Feminism and Racial Justice
Does feminism influence white women and men’s beliefs about racial discrimination the same?
What we found may surprise you.
By: M. Brielle Harbin
Results of a Google image search of the term “feminist” overwhelmingly produces images of women holding signs at political rallies or wearing shirts with affirming mantras like” “we can do it!” These results speak to the longstanding stereotype of feminists as politically liberal women. Yet, we know that men also identify as feminists. In fact, sociologists have written at length about how widespread assumptions regarding gender roles not only affect women but men too.
Given this understanding, in my recent study titled, “Nobody’s free until everybody’s free: how feminist identification influences white Americans’ willingness to recognize and respond to racial discrimination,” my co-author and asked: how does identifying as feminist relate to both white women and men’s perception that Black, Hispanic, and Asian Americans experience greater (less) discrimination than white Americans? We refer to this concept as respondents’ perception of relative discrimination.
Using a 2016 national study, we tracked respondents’ perception of relative discrimination with a measure that asks whether African Americans, Hispanic Americans, Asian Americans, and non-Hispanic white Americans face a great deal, a lot, a moderate amount, a little, or no discrimination in the United States.
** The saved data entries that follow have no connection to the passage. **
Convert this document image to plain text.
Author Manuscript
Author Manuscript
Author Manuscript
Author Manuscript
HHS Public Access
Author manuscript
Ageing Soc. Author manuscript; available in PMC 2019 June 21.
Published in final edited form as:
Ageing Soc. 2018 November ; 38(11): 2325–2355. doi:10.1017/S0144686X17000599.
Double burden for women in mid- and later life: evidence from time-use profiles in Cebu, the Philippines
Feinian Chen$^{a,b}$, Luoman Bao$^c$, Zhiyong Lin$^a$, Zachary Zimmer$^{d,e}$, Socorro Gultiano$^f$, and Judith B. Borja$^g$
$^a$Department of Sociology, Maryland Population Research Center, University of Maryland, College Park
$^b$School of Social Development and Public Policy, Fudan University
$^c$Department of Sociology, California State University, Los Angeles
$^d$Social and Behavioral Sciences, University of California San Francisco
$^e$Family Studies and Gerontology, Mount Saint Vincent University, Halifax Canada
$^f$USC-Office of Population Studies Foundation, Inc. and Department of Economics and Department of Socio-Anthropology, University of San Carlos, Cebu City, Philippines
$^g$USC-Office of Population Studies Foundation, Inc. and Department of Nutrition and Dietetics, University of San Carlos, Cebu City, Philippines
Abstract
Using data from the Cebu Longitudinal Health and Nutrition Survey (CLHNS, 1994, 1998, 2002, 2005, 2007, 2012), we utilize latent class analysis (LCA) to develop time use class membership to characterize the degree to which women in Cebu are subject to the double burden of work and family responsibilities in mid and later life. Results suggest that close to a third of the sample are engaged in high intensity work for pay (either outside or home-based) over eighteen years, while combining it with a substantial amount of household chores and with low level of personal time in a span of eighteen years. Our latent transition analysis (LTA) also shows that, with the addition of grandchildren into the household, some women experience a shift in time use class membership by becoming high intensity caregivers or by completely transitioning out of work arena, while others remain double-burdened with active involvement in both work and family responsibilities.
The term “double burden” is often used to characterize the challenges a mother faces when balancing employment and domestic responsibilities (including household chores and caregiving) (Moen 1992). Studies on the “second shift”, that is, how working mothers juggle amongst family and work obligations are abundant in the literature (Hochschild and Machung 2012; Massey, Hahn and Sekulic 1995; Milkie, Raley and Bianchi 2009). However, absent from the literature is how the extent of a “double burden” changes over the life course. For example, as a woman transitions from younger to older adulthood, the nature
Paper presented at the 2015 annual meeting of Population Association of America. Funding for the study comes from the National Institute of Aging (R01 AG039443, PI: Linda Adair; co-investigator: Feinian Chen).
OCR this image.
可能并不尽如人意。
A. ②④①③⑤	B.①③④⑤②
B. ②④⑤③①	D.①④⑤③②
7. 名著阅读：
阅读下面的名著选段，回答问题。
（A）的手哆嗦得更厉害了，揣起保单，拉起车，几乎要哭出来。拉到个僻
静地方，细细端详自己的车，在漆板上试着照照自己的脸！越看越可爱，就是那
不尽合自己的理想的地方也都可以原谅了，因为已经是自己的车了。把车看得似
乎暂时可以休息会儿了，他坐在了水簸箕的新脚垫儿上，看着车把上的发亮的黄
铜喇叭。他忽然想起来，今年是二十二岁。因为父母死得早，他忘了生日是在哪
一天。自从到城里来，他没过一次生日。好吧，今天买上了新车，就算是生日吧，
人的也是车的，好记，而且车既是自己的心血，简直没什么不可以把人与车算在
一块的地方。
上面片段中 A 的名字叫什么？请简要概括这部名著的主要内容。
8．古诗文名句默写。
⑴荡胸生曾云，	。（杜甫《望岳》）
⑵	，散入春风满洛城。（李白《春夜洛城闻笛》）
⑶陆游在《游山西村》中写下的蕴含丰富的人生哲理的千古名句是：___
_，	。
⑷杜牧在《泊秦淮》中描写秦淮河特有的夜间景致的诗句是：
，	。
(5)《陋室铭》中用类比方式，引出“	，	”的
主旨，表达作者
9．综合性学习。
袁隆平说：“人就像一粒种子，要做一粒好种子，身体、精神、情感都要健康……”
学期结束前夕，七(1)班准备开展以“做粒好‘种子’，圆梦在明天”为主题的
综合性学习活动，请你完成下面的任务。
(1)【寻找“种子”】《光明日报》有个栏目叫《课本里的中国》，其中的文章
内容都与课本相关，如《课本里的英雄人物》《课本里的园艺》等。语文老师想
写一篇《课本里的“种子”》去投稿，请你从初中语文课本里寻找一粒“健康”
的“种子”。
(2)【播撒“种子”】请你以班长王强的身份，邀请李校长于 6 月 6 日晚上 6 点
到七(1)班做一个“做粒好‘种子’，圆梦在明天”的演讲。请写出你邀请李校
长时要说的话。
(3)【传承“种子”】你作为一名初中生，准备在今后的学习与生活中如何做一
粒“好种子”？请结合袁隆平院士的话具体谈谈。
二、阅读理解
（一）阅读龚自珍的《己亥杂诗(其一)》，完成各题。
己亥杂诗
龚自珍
We then used these variables to create our perception of relative discrimination measures, which subtract respondents’ perception of the amount of discrimination each group faces from their perception of the amount of discrimination faced by white Americans. In total, we analyzed three different relative discrimination measures:
•white Americans vs. African Americans,
•white Americans vs. Hispanic Americans,
•and white Americans vs. Asian Americans.
We found that the relationship between strength of feminist identity and perception of relative discrimination is markedly similar for white women and men. At all levels of feminist identifications, both white men and women perceive that Black Americans are the most discriminated against relative to white Americans, followed by Hispanic and then Asian Americans.
The figures below illustrate these findings. It plots respondents’ predicted perception of relative discrimination by strength of feminist identification. The figure on the left plots predicted values for white women by level of feminist identification; identical findings are plotted for white men in the figure on the right.
Therefore, the answer to the question posed in the title for this post is: yes. Our findings suggest that white men who strongly identify as feminists are just as likely as their female counterparts to perceive that other racial and ethnic groups experience more discrimination than white Americans. These findings suggest that white women who strongly identify as feminists as well as their white male counterparts may be viable allies in coalitions responding to racial injustice.